Details
-
Bug
-
Status: Open
-
Blocker
-
Resolution: Unresolved
-
0.10.1
-
None
Description
Hi,
I downloaded the Zeppelin docker file from the below site and then i took the spark standalone docker file and merged them into one (attached). I was able to create the image and run the cluster.
1) Zeppelin 0.10.1 : https://hub.docker.com/r/apache/zeppelin/dockerfile
2) Spark standalone : https://github.com/apache/zeppelin/blob/master/scripts/docker/spark-cluster-managers/spark_standalone/Dockerfile
spark version :
ENV SPARK_PROFILE="2.4"
ENV SPARK_VERSION="2.4.8"
ENV HADOOP_PROFILE="2.7"
ENV SPARK_HOME="/usr/local/spark"
Command used to run the container :
docker run -it \
-p 8080:8080 \
-p 7077:7077 \
-p 8888:8888 \
-p 8081:8081 \
-h sparkmaster \
--name imagename\
imagename bash;
3) I am able to connect to Zeppelin Ui : http://hostname:8080/and run basic r/ python notebook but when I run a simple spark code it keeps running and does not finish & its gets stuck. I have restart zep-daemeon everytime to test it again. The application id doesn't even show in the spark master ui: http://hostname:8081/.
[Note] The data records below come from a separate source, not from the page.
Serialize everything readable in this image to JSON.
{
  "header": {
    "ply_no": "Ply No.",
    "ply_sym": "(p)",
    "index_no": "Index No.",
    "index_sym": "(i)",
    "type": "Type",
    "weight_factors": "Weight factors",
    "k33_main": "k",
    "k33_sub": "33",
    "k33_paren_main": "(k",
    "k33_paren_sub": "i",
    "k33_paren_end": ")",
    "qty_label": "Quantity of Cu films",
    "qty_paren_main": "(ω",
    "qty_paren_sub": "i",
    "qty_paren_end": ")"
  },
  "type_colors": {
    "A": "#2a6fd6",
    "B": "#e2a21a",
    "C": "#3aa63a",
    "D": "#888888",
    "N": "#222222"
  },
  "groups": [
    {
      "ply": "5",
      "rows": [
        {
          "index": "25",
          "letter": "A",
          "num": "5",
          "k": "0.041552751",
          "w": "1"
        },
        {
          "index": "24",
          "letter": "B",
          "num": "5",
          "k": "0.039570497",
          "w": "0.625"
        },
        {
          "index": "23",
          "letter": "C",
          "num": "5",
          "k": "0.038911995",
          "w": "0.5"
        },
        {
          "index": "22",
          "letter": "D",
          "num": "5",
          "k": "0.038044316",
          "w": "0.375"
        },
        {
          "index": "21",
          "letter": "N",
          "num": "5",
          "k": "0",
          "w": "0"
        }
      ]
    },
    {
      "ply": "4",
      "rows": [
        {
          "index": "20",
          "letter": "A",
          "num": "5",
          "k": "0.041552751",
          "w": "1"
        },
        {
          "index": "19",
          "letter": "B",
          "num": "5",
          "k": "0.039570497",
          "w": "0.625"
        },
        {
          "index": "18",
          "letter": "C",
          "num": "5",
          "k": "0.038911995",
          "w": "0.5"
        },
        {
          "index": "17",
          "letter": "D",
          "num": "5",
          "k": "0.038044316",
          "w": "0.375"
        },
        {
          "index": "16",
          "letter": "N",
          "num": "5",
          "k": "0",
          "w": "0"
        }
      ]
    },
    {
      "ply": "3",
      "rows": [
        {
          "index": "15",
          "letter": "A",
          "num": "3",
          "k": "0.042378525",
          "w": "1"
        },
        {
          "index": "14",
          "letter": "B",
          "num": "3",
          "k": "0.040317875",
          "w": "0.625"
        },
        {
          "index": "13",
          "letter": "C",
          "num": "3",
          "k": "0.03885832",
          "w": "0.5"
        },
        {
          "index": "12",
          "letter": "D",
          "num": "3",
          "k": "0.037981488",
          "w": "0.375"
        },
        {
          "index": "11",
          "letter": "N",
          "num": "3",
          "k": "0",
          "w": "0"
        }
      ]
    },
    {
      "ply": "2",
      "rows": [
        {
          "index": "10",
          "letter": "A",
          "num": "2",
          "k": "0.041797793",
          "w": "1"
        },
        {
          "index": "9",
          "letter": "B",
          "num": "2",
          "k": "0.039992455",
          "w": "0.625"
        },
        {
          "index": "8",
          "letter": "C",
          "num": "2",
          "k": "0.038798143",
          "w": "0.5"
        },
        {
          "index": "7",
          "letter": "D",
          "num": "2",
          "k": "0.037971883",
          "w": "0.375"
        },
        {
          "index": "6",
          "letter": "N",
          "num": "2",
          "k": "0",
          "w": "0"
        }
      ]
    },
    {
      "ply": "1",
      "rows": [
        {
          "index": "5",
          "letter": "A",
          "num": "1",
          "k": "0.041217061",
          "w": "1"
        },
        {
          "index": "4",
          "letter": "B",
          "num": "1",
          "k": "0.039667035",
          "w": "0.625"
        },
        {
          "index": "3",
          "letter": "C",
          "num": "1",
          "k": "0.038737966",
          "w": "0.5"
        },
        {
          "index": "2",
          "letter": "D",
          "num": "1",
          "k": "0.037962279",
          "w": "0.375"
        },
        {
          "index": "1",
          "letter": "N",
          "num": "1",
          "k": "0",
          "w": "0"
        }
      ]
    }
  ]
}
4) I am able to connect to spark-shell, pyspark and do spark-submit within the container and can see the application in the spark master url but none works from Zeppelin. I have been struggling to make it run from past 1 week
Note : I had set the spark_home : /usr/local/spark/ and master : spark://sparkmaster:7077 in the interpreter setting for spark but it didn't help. There is also no interpreter log being generated within the zeppelin logs folder.
I have attached the logs (spark master , slave and zepp logs) but no errors in it. I have pasted the process id details as well. There are many process running which don't get killed when i restart the daemon.